Lets find another posting for a sweet set of wheels on Craigslist (You will probably have to update the URL to one that hasn't expired.):

![](assets/craigslist.jpg)

> *Note: you will need to update this to a current/working craigslist post.*

https://washingtondc.craigslist.org/doc/cto/d/want-reliable-vehicle-for/6244528863.html

### Step 1: fetch the content by URL

In [7]:
# you will need the requests library in order to fully utilize bs4
import requests
from bs4 import BeautifulSoup

# target web page
url = "https://washingtondc.craigslist.org/doc/cto/d/want-reliable-vehicle-for/6244528863.html"
# establishing the connection to the webpage
response = requests.get(url)

# You can use status codes to understand how the target server responds to your request.
#Ex. 200 = OK, 400 = Bad Request, 403 = Forbidden, 404 = Not Found
print 'Status Code: ',response.status_code

# Pull HTML string out of requests and convert to a python string
html = response.text

# The first 500 characters of the content
print "\nFirst part of HTML document fetched as string:\n"
print html[:500]

Status Code:  200

First part of HTML document fetched as string:

<!DOCTYPE html>
<html class="no-js">
<head>
<title>Want a Reliable Vehicle for Work? The 2010 Toyota Camry is Just the Ca - cars &amp; trucks - by owner - vehicle automotive sale</title>
    	<link rel="canonical" href="http://washingtondc.craigslist.org/doc/cto/d/want-reliable-vehicle-for/6244528863.html">
	<meta name="description" content="Available to buy is our 10 Toyota Camry.

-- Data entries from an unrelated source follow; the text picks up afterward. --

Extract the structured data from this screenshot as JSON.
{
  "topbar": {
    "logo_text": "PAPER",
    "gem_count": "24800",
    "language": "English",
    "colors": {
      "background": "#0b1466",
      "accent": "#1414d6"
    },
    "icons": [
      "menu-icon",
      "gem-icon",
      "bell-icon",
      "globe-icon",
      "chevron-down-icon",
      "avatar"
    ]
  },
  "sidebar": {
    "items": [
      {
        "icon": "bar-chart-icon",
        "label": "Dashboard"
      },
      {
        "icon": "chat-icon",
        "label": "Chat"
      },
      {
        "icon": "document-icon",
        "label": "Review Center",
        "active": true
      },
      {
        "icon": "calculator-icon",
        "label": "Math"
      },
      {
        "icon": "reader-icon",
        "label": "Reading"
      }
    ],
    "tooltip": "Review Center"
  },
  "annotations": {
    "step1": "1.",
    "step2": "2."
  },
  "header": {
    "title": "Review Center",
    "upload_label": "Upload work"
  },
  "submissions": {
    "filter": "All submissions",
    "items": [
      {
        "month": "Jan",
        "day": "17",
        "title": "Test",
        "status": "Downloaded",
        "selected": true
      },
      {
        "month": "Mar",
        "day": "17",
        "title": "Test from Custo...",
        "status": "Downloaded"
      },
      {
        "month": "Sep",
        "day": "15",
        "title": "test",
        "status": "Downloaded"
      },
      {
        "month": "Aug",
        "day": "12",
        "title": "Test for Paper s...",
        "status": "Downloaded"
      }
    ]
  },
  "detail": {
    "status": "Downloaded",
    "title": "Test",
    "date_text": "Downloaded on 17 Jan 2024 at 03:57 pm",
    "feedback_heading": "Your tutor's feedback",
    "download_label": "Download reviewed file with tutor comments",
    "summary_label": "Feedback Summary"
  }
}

AT. 4-door sedan has gotten just 97X00 ofmileage. Vehicle engine and wiring just maintained. Installed new brakes, 


[More information on request status codes](http://www.restapitutorial.com/httpstatuscodes.html)

### Step 2: Parse HTML document with Beautiful Soup

This step allows us to access the elements of the document by XPATH expressions. Soup queries are more like accessing information within a python object.  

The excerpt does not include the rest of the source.